Question

An air-conditioning system is used to maintain a house at a constant temperature of \(20^{\circ} \mathrm{C}\). The house is gaining heat from outdoors at a rate of \(20,000 \mathrm{kJ} / \mathrm{h},\) and the heat generated in the house from the people, lights, and appliances amounts to \(8000 \mathrm{kJ} / \mathrm{h}\). For a COP of \(2.5,\) determine the required power input to this air-conditioning system.

Short answer

Answer: To calculate the power input to the air-conditioning system, you need to follow these steps: 1. Calculate the total heat gain per hour: Total heat gain = \(20,000 \mathrm{kJ/h} + 8,000 \mathrm{kJ/h} = 28,000 \mathrm{kJ/h}\). 2. Convert the total heat gain in kJ/hour to watts: Total heat gain = \(\frac{28,000\,\mathrm{kJ/h}}{3600 \,\mathrm{s/h}}\). 3. Use the COP to find the power input: Power input = \(\frac{\mathrm{Cooling\,capacity}}{\mathrm{COP}}\) 4. Calculate the power input in watts: Power input = \(\frac{(28,000/3600)}{2.5}\) Calculate the power input value in watts after following these steps.

Step-by-step solution

Calculate total heat gain per hour.

Sum the heat gain from outdoors and the heat generated by people, lights, and appliances inside the house. Total heat gain = Heat gain from outdoors + Heat generated inside the house Total heat gain = \(20,000 \mathrm{kJ/h} + 8,000 \mathrm{kJ/h}\).

Calculate the total heat gain in watts.

Convert the total heat gain from kJ/hour to watts by using the conversion factor 1kW = 1kJ/s. Total heat gain = \(\frac{20,000\,\mathrm{kJ/h} + 8,000\,\mathrm{kJ/h}}{3600 \,\mathrm{s/h}}\).

Find the power input using the COP.

The coefficient of performance (COP) relates the cooling capacity to the power input. Use the formula: COP = \(\frac{\mathrm{Cooling\,capacity}}{\mathrm{Power\,input}}\) Power input = \(\frac{\mathrm{Cooling\,capacity}}{\mathrm{COP}}\) Power input = \(\frac{\frac{28,000\,\mathrm{kJ/h}}{3600\,\mathrm{s/h}}}{2.5}\)

Calculate the power input.

Find the final value for the power input in watts by substituting the COP and total heat gain in watts: Power input = \(\frac{(28,000/3600)}{2.5}\)

Key concepts

Heat Transfer

Understanding the concept of heat transfer is essential when studying air-conditioning systems. Heat transfer refers to the movement of heat from one place to another, and it can occur through conduction, convection, and radiation. In the case of an air-conditioning system, the process involves removing heat from inside a house to maintain a comfortable temperature.

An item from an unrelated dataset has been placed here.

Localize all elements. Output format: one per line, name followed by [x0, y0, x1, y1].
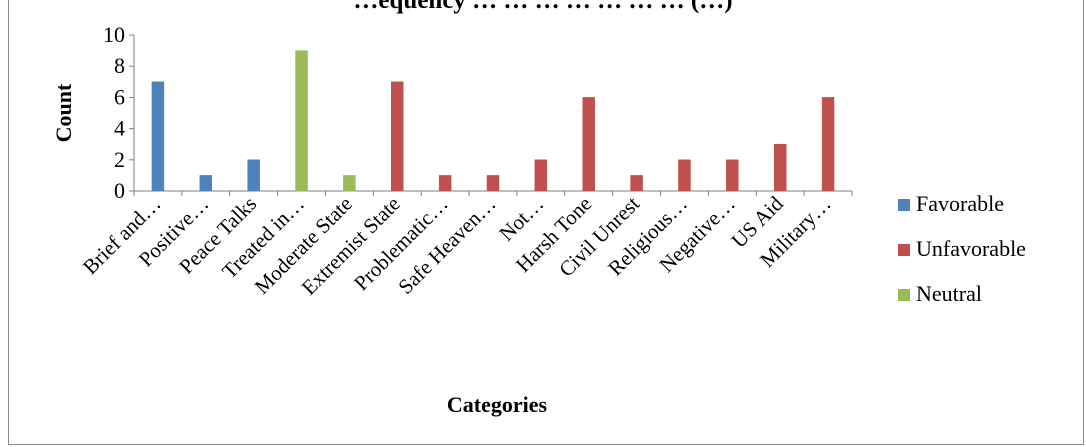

The exercise provided outlines a scenario where heat is gained in a house from two sources: the outdoors environment and heat generated by internal sources such as people and appliances. The combined heat gain from these sources needs to be counteracted by the air-conditioning system to keep the house at the desired temperature of 20°C. The total amount of heat that transfers into the house per hour is quantified in kilojoules (kJ), which the air-conditioning system needs to remove efficiently.

Coefficient of Performance (COP)

The Coefficient of Performance (COP) is a measure of the efficiency of a heating or cooling system. The COP is defined as the ratio of useful heating or cooling provided to the work or energy input required to achieve that conditioning. For an air-conditioning system, the COP denotes how much cooling effect it can produce per unit of electrical power consumed.

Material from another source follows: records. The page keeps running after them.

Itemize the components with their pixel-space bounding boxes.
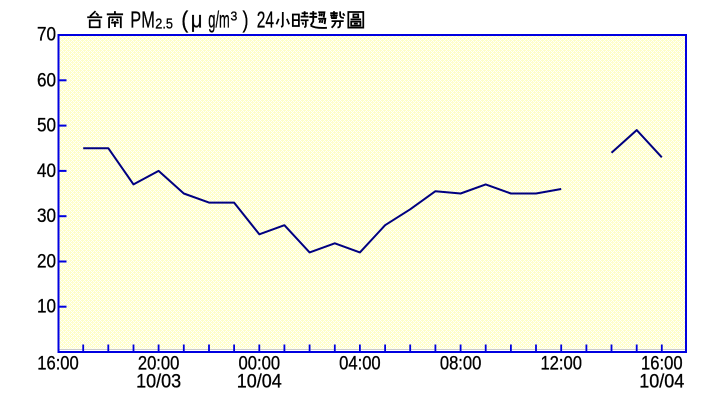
svg-text:): ) xyxy=(243,7,249,33)
svg-text:08:00: 08:00 xyxy=(440,354,482,375)
svg-text:PM: PM xyxy=(130,7,155,33)
svg-text:30: 30 xyxy=(37,205,56,227)
svg-text:70: 70 xyxy=(37,24,56,46)
svg-text:12:00: 12:00 xyxy=(540,354,582,375)
svg-text:00:00: 00:00 xyxy=(239,354,281,375)
svg-text:3: 3 xyxy=(231,9,238,24)
svg-text:10/03: 10/03 xyxy=(136,372,181,393)
svg-text:60: 60 xyxy=(37,69,56,91)
svg-text:16:00: 16:00 xyxy=(641,354,683,375)
svg-text:50: 50 xyxy=(37,115,56,137)
svg-text:(: ( xyxy=(181,7,188,33)
svg-text:10: 10 xyxy=(37,296,56,318)
svg-text:20: 20 xyxy=(37,251,56,273)
svg-text:10/04: 10/04 xyxy=(639,372,684,393)
svg-text:16:00: 16:00 xyxy=(37,354,79,375)
svg-text:20:00: 20:00 xyxy=(138,354,180,375)
svg-text:40: 40 xyxy=(37,160,56,182)
svg-text:24: 24 xyxy=(257,7,274,33)
svg-text:10/04: 10/04 xyxy=(237,372,282,393)
svg-text:g/m: g/m xyxy=(208,7,230,33)
svg-text:04:00: 04:00 xyxy=(339,354,381,375)
svg-text:2.5: 2.5 xyxy=(155,16,173,33)
svg-text:μ: μ xyxy=(191,7,203,33)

A higher COP indicates a more efficient system, as it provides more cooling for the same amount of energy input. In the given exercise, the air-conditioning system has a COP of 2.5, meaning that for every unit of energy input into the system, it produces 2.5 units of cooling energy.

Energy Conversion

Energy conversion in this context is about converting different units and forms of energy to assess the power input required for the air-conditioning system. The exercise involves converting the total heat gain, given in kilojoules per hour (kJ/h), to watts (W), since power is typically measured in watts in the context of electrical devices.

One crucial aspect of energy conversion is understanding the relation between different energy units; for example, 1 kW is equivalent to 1 kJ/s. Such conversions are important because they allow us to calculate the power input in familiar terms (watts) which can be easily related to electrical energy consumption.

Power Input Calculation

Power input calculation for an air-conditioning system is the process by which we determine the amount of electrical energy required to remove the unwanted heat from a space. To find this, we use the total heat which needs to be extracted (already converted to watts in the example) and divide it by the Coefficient of Performance (COP).

In the provided exercise, the first step is to calibrate the combined heat gain into watts, and then, using the given COP value, calculate the necessary power input the system needs. This result reflects how much electrical power the air-conditioning system requires to operate effectively and maintain the desired temperature by counteracting the heat gains.